I GIARDINI DI VILLA MELZI   Bellagio

 
Elements historiques


Les jardins de la Villa Melzi s’étendent le long des rives du lac de Côme et s’intègrent harmonieusement dans le paysage vallonné d
e la péninsule de Bellagio, qui sépare les deux  parties du lac.

A l’intérieur, la villa, la chapelle et l’orangerie, aujourd’hui transformée en musée historique, sont une expression splendide du style néo-classique et ont été à ce titre déclarées monument national.

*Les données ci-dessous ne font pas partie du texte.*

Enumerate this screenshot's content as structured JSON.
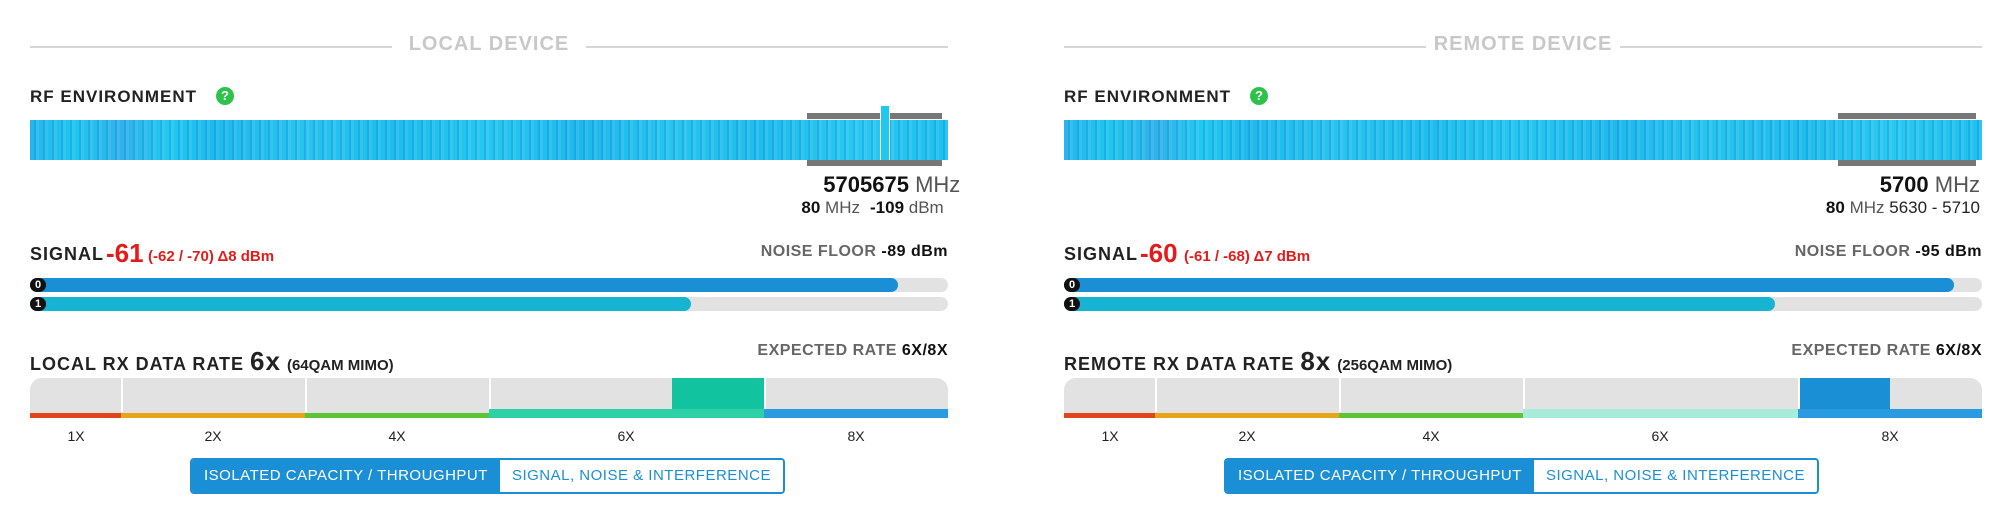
{
  "local": {
    "header": "LOCAL DEVICE",
    "rf_title": "RF ENVIRONMENT",
    "help_glyph": "?",
    "channel_width": "570",
    "channel_width_mhz": "80",
    "center_freq": "5675",
    "mhz": "MHz",
    "noise_at_freq": "-109",
    "dbm": "dBm",
    "signal_label": "SIGNAL",
    "signal_value": "-61",
    "signal_detail": "(-62 / -70) Δ8 dBm",
    "noise_floor_label": "NOISE FLOOR",
    "noise_floor_value": "-89 dBm",
    "chains": [
      {
        "label": "0",
        "level": 0.945
      },
      {
        "label": "1",
        "level": 0.72
      }
    ],
    "rate_label": "LOCAL RX DATA RATE",
    "rate_value": "6x",
    "rate_detail": "(64QAM MIMO)",
    "expected_label": "EXPECTED RATE",
    "expected_value": "6X/8X",
    "rate_ticks": [
      "1X",
      "2X",
      "4X",
      "6X",
      "8X"
    ],
    "btn_capacity": "ISOLATED CAPACITY / THROUGHPUT",
    "btn_signal": "SIGNAL, NOISE & INTERFERENCE"
  },
  "remote": {
    "header": "REMOTE DEVICE",
    "rf_title": "RF ENVIRONMENT",
    "help_glyph": "?",
    "center_freq": "5700",
    "mhz": "MHz",
    "channel_width_mhz": "80",
    "freq_range": "5630 - 5710",
    "signal_label": "SIGNAL",
    "signal_value": "-60",
    "signal_detail": "(-61 / -68) Δ7 dBm",
    "noise_floor_label": "NOISE FLOOR",
    "noise_floor_value": "-95 dBm",
    "chains": [
      {
        "label": "0",
        "level": 0.97
      },
      {
        "label": "1",
        "level": 0.775
      }
    ],
    "rate_label": "REMOTE RX DATA RATE",
    "rate_value": "8x",
    "rate_detail": "(256QAM MIMO)",
    "expected_label": "EXPECTED RATE",
    "expected_value": "6X/8X",
    "rate_ticks": [
      "1X",
      "2X",
      "4X",
      "6X",
      "8X"
    ],
    "btn_capacity": "ISOLATED CAPACITY / THROUGHPUT",
    "btn_signal": "SIGNAL, NOISE & INTERFERENCE"
  },
  "colors": {
    "accent": "#1a8fd6",
    "signal_red": "#e31b1b",
    "help_green": "#2ec24a",
    "bar_chain0": "#1a8fd6",
    "bar_chain1": "#17b3d3",
    "rate_1x": "#e0461c",
    "rate_2x": "#e6a417",
    "rate_4x": "#5cc436",
    "rate_6x": "#2ed0a6",
    "rate_8x": "#2a9be0",
    "highlight_local": "#12c3a0",
    "highlight_remote": "#1a8fd6"
  }
}
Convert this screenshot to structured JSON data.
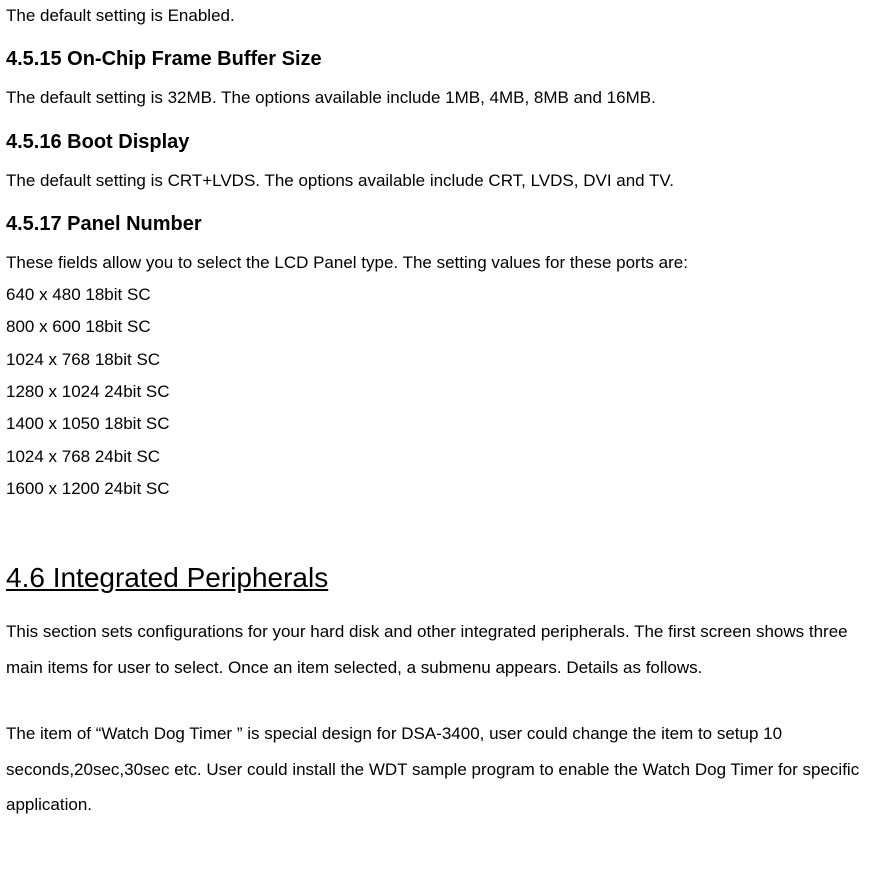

Ce complexe architectural fut réalisé entre 1808 et 1810 par Francesco Melzi d’Eril (1753-1816), duc de Lodi, vice-président de la République italienne pendant la période napoléonienne et ensuite grand chancelier du Royaume d’Italie.

Francesco Melzi d’Eril en confia la tâche à l’architecte et décorateur Giocondo Albertolli (1742-1839), un représentant très significatif du néo-clacissisme,
auquel il demanda une villa d’aspect sobre et élégant, dont les lignes et les volumes simples missent encore plus en évidence le merveilleux paysage environnant.

La villa, demeure de Melzi à la fin de sa carrière politique et sa résidence d’été jusqu’à sa mort, fut décorée et meublée par des artistes comptant parmi les plus célèbres de l’époque : outre Giocondo Albertolli, créateur d’une grande partie des meubles et des décorations intérieures, il convient de mentionner les peintres Andrea Appiani (1754-1817) et Giuseppe Bossi (1777-1815), Alessandro Sanquirico (1777-1849) ainsi que les sculpteurs Antonio Canova (1757-1822), Giambattista Comolli (1775-1830), et Pompeo Marchesi (1789-1858), de même que le sculpteur sur bronze Luigi Manfredini (1771-1840).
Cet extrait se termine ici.